Letting GM Fail
Back in October, I, along with much of the rest of the conservative movement, supported the federal bailout bill. The reasoning behind it, which seemed strong at the time, was the lending market was so terrified of further bankruptcy that some government intervention was needed to stabilize the situation. It sounded logical, and most pundits—though relatively few Americans—agreed with it.
It’s a bit late to wonder what might have been, but it seems that the bailout bill might have been a mistake. I suppose that the fact the Henry Paulson picked $700 billion dollars as the cost of the bill simply because it seemed about right should have been a tip-off that the bailout wasn’t going to be a very well-run operation. And the fact that much of the nation’s (and given our place in the global economy, the world’s) financial problems were partly due to Paulson’s frightening pronouncements and mismanagement (Fannie’s and Freddie’s bankruptcies didn’t just sneak up on us; Paulson knew for some time that both corporations were in trouble) should have been another. The bailout was supposed to prevent a disastrous credit crunch. Given the state of the economy, it seems to have failed.
The bailout of the banking sector hasn’t exactly been a rousing success. But Washington is now talking about bailing out one or more of the Big Three automakers. Congress already supports some form of bailout, and President-elect Barack Obama seems to as well. Bailing out Wall Street may have been a mistake. Bailing out Detroit would be a disaster.

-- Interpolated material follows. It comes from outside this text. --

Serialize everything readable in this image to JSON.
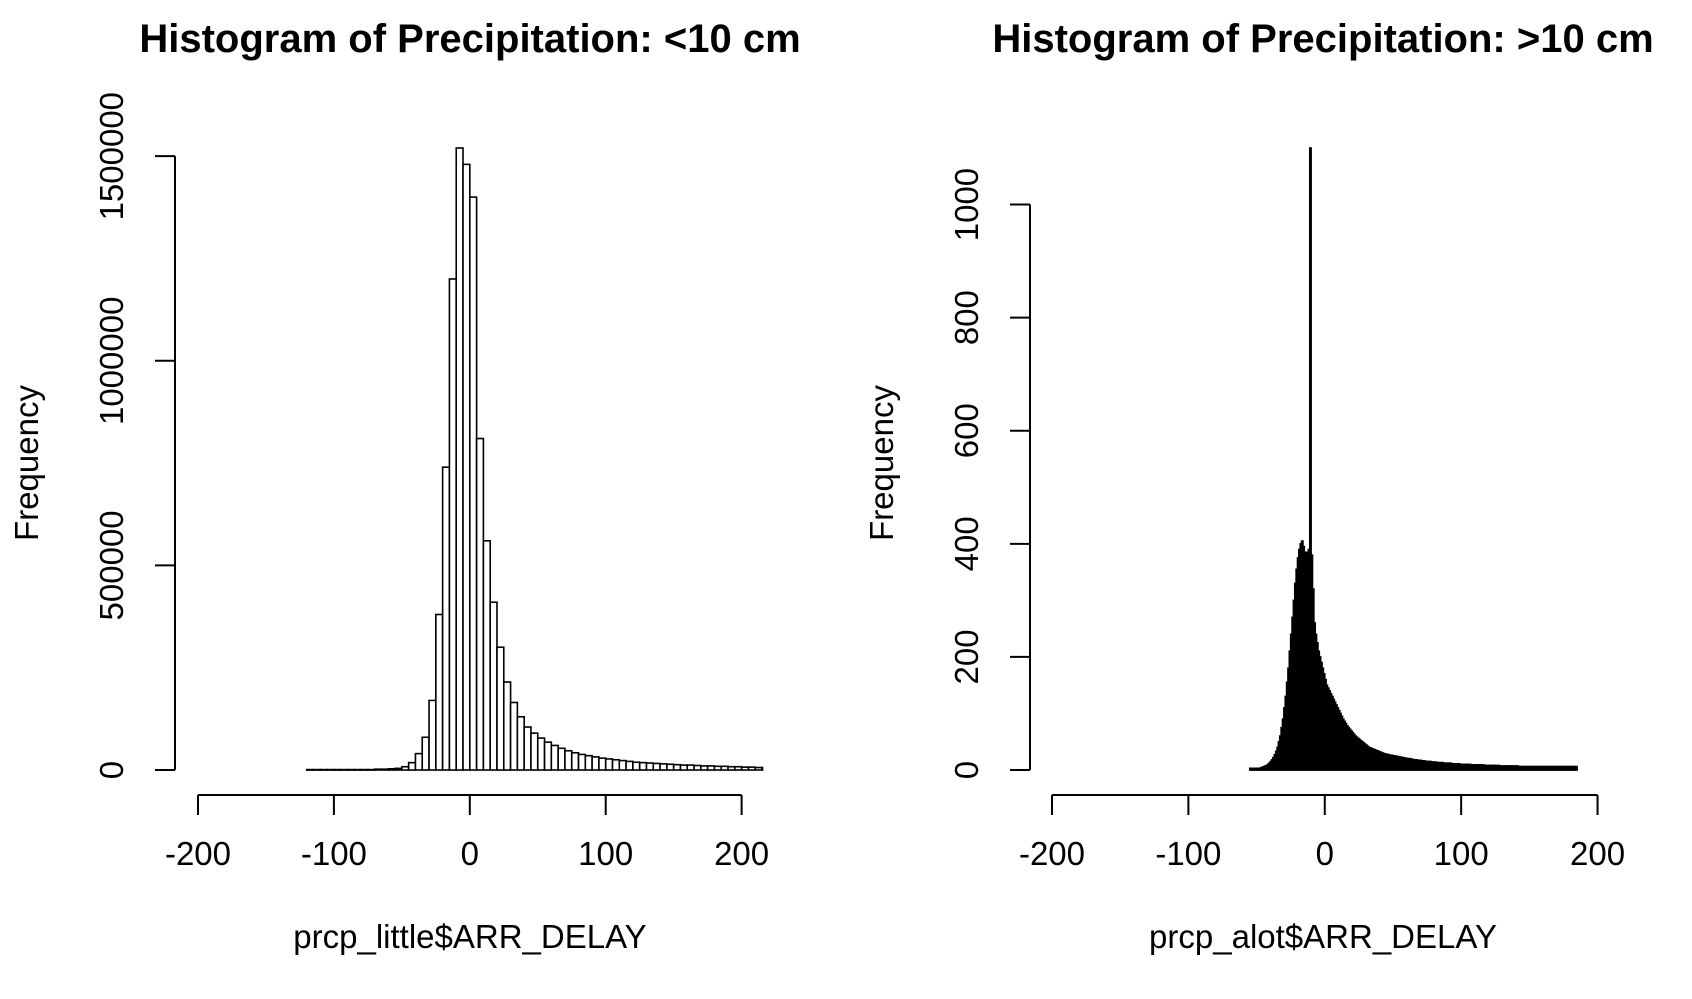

Wall Street is not always rational. Irrational panic over the fate of Fannie and Freddie could have sent the financial (as in lending) sector of the economy into a tailspin. Credit isn’t a physical possession—and any organization dealing in it (as in a bank, or a mortgage insurance corporation) can be adversely affected by events wholly beyond its control. That was the original idea behind the bailout—to give the lending sector a bit of confidence that things wouldn’t get out of control.
Cars, on the other hand, are physical objects, and can be measured in cost per unit. The Big Three aren’t losing money due to external events—they’re losing money because they don’t work.
American cars aren’t very good, at least compared to foreign ones. Toyota and Honda are reliable—Ford and GM aren’t. And in a competitive environment, it’s hard to compete while making poor cars.
And when the Big Three do manage to sell one of their second-rate (not that every American car is bad—but on average, they do rate below Japanese cars) cars, they lose money on it. So when GM, say, sells five million cars, each car sold represents a net loss. Let me be the ten thousandth person to point out that GM loses money per sale, but they make it up in volume (ha ha). That’s not a very good way to stay in business.
Some claim that any of the Big Three are “too big to fail.” They’re right—we really can’t afford to have another huge corporation (or two) go bankrupt. But we can’t afford to bail them out even more.
First, that would destroy the idea of “moral hazard,” that by going into business you stand a chance of losing what you invest. If the federal government becomes, in essence, a massive investment insurer, both moral hazard and a great deal of incentive will be lost.
Further, bailing out GM (which would probably be the first automaker to be bailed out) would set up a slippery slope. No business is safe in our economic situation. Which would be the next sector of big business looking for a federal government bailout?
Finally, bailing out the Big Three wouldn’t solve anything. They would still lose money on their cars, and their cars wouldn’t improve in quality. Giving them cash would only let them continue to lose money. Were GM to fail, it would represent a true catastrophe—but it wouldn’t be as bad as having the federal government bail it out.